God says time and time again “do not be afraid.” That is the hardest commandment to follow here in the desert.
Before I came to Mexico (and I imagine even now) many people that I knew were concerned for my physical well-being. I have rarely ever felt unsafe in my very protected and limited routine between the apartments and el comedor. For migrants in Nogales, however, threats are everywhere.
There is fear of the mafia who controls this particular section of the border and charges every migrant a certain fee to try to cross. Non-payment carries dangerous consequences. Last week, we received information that a mafia member was eating at el comedor in order to survey the migrants. He was able to get past our security measures with very legitimate-seeming deportation paperwork (of course now that we are aware of his presence he is no longer admitted).

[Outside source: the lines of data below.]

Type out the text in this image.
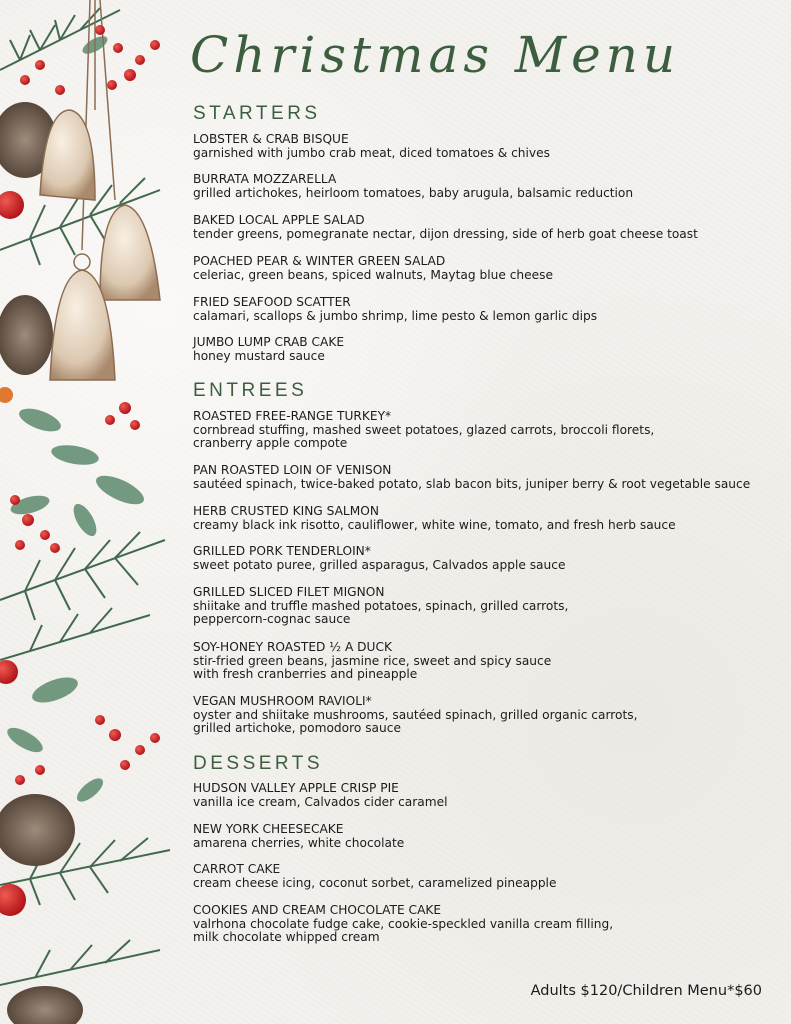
Christmas Menu
STARTERS
LOBSTER & CRAB BISQUE
garnished with jumbo crab meat, diced tomatoes & chives
BURRATA MOZZARELLA
grilled artichokes, heirloom tomatoes, baby arugula, balsamic reduction
BAKED LOCAL APPLE SALAD
tender greens, pomegranate nectar, dijon dressing, side of herb goat cheese toast
POACHED PEAR & WINTER GREEN SALAD
celeriac, green beans, spiced walnuts, Maytag blue cheese
FRIED SEAFOOD SCATTER
calamari, scallops & jumbo shrimp, lime pesto & lemon garlic dips
JUMBO LUMP CRAB CAKE
honey mustard sauce
ENTREES
ROASTED FREE-RANGE TURKEY*
cornbread stuffing, mashed sweet potatoes, glazed carrots, broccoli florets,
cranberry apple compote
PAN ROASTED LOIN OF VENISON
sautéed spinach, twice-baked potato, slab bacon bits, juniper berry & root vegetable sauce
HERB CRUSTED KING SALMON
creamy black ink risotto, cauliflower, white wine, tomato, and fresh herb sauce
GRILLED PORK TENDERLOIN*
sweet potato puree, grilled asparagus, Calvados apple sauce
GRILLED SLICED FILET MIGNON
shiitake and truffle mashed potatoes, spinach, grilled carrots,
peppercorn-cognac sauce
SOY-HONEY ROASTED ½ A DUCK
stir-fried green beans, jasmine rice, sweet and spicy sauce
with fresh cranberries and pineapple
VEGAN MUSHROOM RAVIOLI*
oyster and shiitake mushrooms, sautéed spinach, grilled organic carrots,
grilled artichoke, pomodoro sauce
DESSERTS
HUDSON VALLEY APPLE CRISP PIE
vanilla ice cream, Calvados cider caramel
NEW YORK CHEESECAKE
amarena cherries, white chocolate
CARROT CAKE
cream cheese icing, coconut sorbet, caramelized pineapple
COOKIES AND CREAM CHOCOLATE CAKE
valrhona chocolate fudge cake, cookie-speckled vanilla cream filling,
milk chocolate whipped cream
Adults $120/Children Menu*$60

There is fear of coyotes who might turn into kidnappers. Yesterday, 15 migrants in total had been kidnapped at some point in their journeys. Some were held here in Nogales, others in the desert, and 4 were held for days in a house in Phoenix by coyotes demanding more money. Those in Phoenix were rescued by the police and then deported.

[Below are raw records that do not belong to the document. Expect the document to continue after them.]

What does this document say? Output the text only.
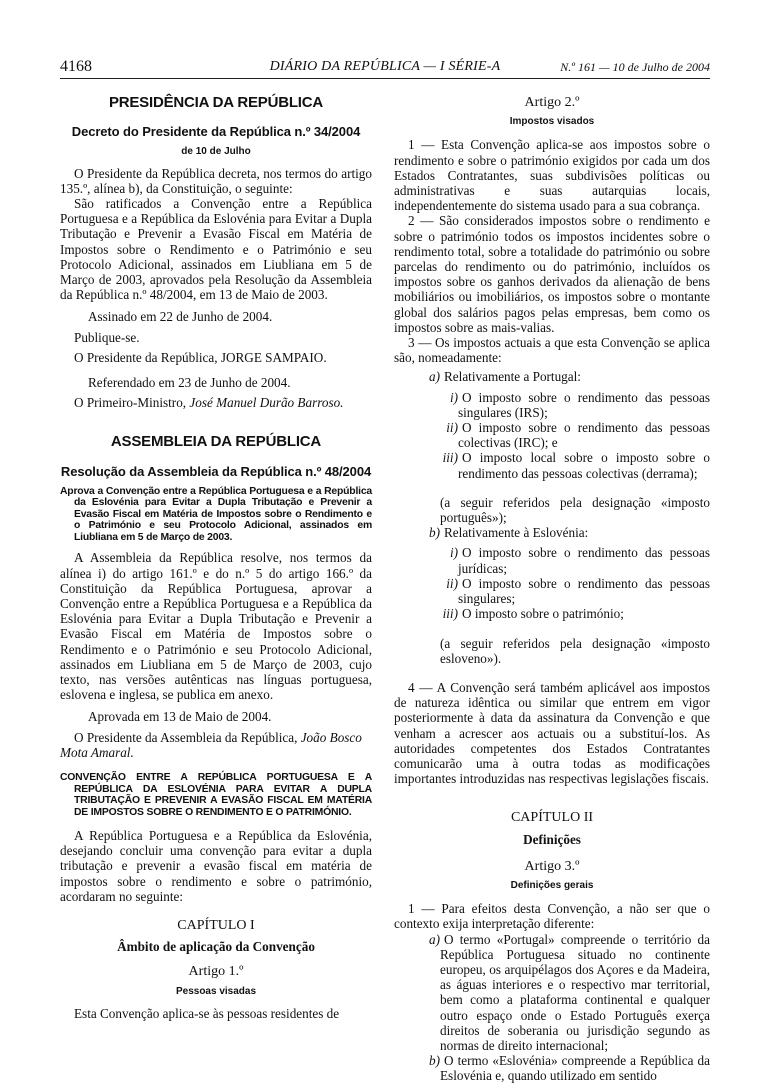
4168	DIÁRIO DA REPÚBLICA — I SÉRIE-A	N.º 161 — 10 de Julho de 2004

PRESIDÊNCIA DA REPÚBLICA

Decreto do Presidente da República n.º 34/2004

de 10 de Julho

O Presidente da República decreta, nos termos do artigo 135.º, alínea b), da Constituição, o seguinte:

São ratificados a Convenção entre a República Portuguesa e a República da Eslovénia para Evitar a Dupla Tributação e Prevenir a Evasão Fiscal em Matéria de Impostos sobre o Rendimento e o Património e seu Protocolo Adicional, assinados em Liubliana em 5 de Março de 2003, aprovados pela Resolução da Assembleia da República n.º 48/2004, em 13 de Maio de 2003.

Assinado em 22 de Junho de 2004.

Publique-se.

O Presidente da República, JORGE SAMPAIO.

Referendado em 23 de Junho de 2004.

O Primeiro-Ministro, José Manuel Durão Barroso.

ASSEMBLEIA DA REPÚBLICA

Resolução da Assembleia da República n.º 48/2004

Aprova a Convenção entre a República Portuguesa e a República da Eslovénia para Evitar a Dupla Tributação e Prevenir a Evasão Fiscal em Matéria de Impostos sobre o Rendimento e o Património e seu Protocolo Adicional, assinados em Liubliana em 5 de Março de 2003.

A Assembleia da República resolve, nos termos da alínea i) do artigo 161.º e do n.º 5 do artigo 166.º da Constituição da República Portuguesa, aprovar a Convenção entre a República Portuguesa e a República da Eslovénia para Evitar a Dupla Tributação e Prevenir a Evasão Fiscal em Matéria de Impostos sobre o Rendimento e o Património e seu Protocolo Adicional, assinados em Liubliana em 5 de Março de 2003, cujo texto, nas versões autênticas nas línguas portuguesa, eslovena e inglesa, se publica em anexo.

Aprovada em 13 de Maio de 2004.

O Presidente da Assembleia da República, João Bosco Mota Amaral.

CONVENÇÃO ENTRE A REPÚBLICA PORTUGUESA E A REPÚBLICA DA ESLOVÉNIA PARA EVITAR A DUPLA TRIBUTAÇÃO E PREVENIR A EVASÃO FISCAL EM MATÉRIA DE IMPOSTOS SOBRE O RENDIMENTO E O PATRIMÓNIO.

A República Portuguesa e a República da Eslovénia, desejando concluir uma convenção para evitar a dupla tributação e prevenir a evasão fiscal em matéria de impostos sobre o rendimento e sobre o património, acordaram no seguinte:

CAPÍTULO I

Âmbito de aplicação da Convenção

Artigo 1.º

Pessoas visadas

Esta Convenção aplica-se às pessoas residentes de

Artigo 2.º

Impostos visados

1 — Esta Convenção aplica-se aos impostos sobre o rendimento e sobre o património exigidos por cada um dos Estados Contratantes, suas subdivisões políticas ou administrativas e suas autarquias locais, independentemente do sistema usado para a sua cobrança.

2 — São considerados impostos sobre o rendimento e sobre o património todos os impostos incidentes sobre o rendimento total, sobre a totalidade do património ou sobre parcelas do rendimento ou do património, incluídos os impostos sobre os ganhos derivados da alienação de bens mobiliários ou imobiliários, os impostos sobre o montante global dos salários pagos pelas empresas, bem como os impostos sobre as mais-valias.

3 — Os impostos actuais a que esta Convenção se aplica são, nomeadamente:

a) Relativamente a Portugal:

i) O imposto sobre o rendimento das pessoas singulares (IRS);

ii) O imposto sobre o rendimento das pessoas colectivas (IRC); e

iii) O imposto local sobre o imposto sobre o rendimento das pessoas colectivas (derrama);

(a seguir referidos pela designação «imposto português»);

b) Relativamente à Eslovénia:

i) O imposto sobre o rendimento das pessoas jurídicas;

ii) O imposto sobre o rendimento das pessoas singulares;

iii) O imposto sobre o património;

(a seguir referidos pela designação «imposto esloveno»).

4 — A Convenção será também aplicável aos impostos de natureza idêntica ou similar que entrem em vigor posteriormente à data da assinatura da Convenção e que venham a acrescer aos actuais ou a substituí-los. As autoridades competentes dos Estados Contratantes comunicarão uma à outra todas as modificações importantes introduzidas nas respectivas legislações fiscais.

CAPÍTULO II

Definições

Artigo 3.º

Definições gerais

1 — Para efeitos desta Convenção, a não ser que o contexto exija interpretação diferente:

a) O termo «Portugal» compreende o território da República Portuguesa situado no continente europeu, os arquipélagos dos Açores e da Madeira, as águas interiores e o respectivo mar territorial, bem como a plataforma continental e qualquer outro espaço onde o Estado Português exerça direitos de soberania ou jurisdição segundo as normas de direito internacional;

b) O termo «Eslovénia» compreende a República da Eslovénia e, quando utilizado em sentido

Then there is fear of bandits in the desert who will beat and rob groups of migrants. And to cap it all off the Mexican police who will pick up migrants off of the street and incarcerate them for days without food because they do not carry proper identification (or for no reason at all).

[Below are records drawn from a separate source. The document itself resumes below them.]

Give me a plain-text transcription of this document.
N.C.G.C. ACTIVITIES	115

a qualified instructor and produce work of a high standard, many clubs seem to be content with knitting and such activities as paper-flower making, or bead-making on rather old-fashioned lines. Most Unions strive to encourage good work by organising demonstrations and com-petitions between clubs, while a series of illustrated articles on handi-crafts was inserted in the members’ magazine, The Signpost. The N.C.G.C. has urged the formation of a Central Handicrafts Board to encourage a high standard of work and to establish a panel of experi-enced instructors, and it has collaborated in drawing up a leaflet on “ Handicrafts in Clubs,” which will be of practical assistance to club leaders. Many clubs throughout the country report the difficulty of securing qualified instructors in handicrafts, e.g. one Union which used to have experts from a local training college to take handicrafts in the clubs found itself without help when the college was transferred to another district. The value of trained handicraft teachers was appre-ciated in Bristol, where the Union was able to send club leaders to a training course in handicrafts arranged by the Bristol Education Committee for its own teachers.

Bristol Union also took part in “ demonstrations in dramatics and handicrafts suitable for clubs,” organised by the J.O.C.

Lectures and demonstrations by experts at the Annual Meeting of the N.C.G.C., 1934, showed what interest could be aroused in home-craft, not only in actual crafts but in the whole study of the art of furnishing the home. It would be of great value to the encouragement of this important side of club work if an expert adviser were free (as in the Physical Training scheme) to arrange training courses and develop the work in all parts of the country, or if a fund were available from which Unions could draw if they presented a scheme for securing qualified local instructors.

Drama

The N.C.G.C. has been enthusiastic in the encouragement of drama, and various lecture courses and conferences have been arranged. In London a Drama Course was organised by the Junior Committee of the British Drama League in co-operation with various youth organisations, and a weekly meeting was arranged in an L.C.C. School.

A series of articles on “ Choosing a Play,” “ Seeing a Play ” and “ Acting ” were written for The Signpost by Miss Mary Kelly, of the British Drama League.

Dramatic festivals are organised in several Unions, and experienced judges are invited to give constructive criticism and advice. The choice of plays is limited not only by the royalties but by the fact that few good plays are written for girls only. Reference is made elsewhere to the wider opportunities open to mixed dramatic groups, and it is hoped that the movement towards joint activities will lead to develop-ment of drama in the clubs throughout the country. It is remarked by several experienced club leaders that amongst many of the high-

Living in fear produces mistrust. I register incoming migrants and a woman on Saturday refused to answer any questions. “But you are a gringa,” she said, “How do I know you won’t deport my husband?” Many migrants lie about their stories or refuse to give information because they have no reason to trust either gringos or their fellow Mexicans.
In an environment of fear and mistrust, God repeats: “do not be afraid.” Such a simple phrase. In the face of deep terror. It is almost impossible for me to tell migrants that they do not need to fear their fellow human beings. But I can start by telling them even when they cannot trust anyone, they can still trust in God. As I quoted in one of my first blogs in Nogales, “perfect love drives out fear.” Perhaps by first learning to love and trust God we can grow to realize that no one else has ultimate power over us. But in the interest of honesty I have to admit that this journey out of fear is a long one that I still don’t fully understand. Your insights and experiences are definitely welcome.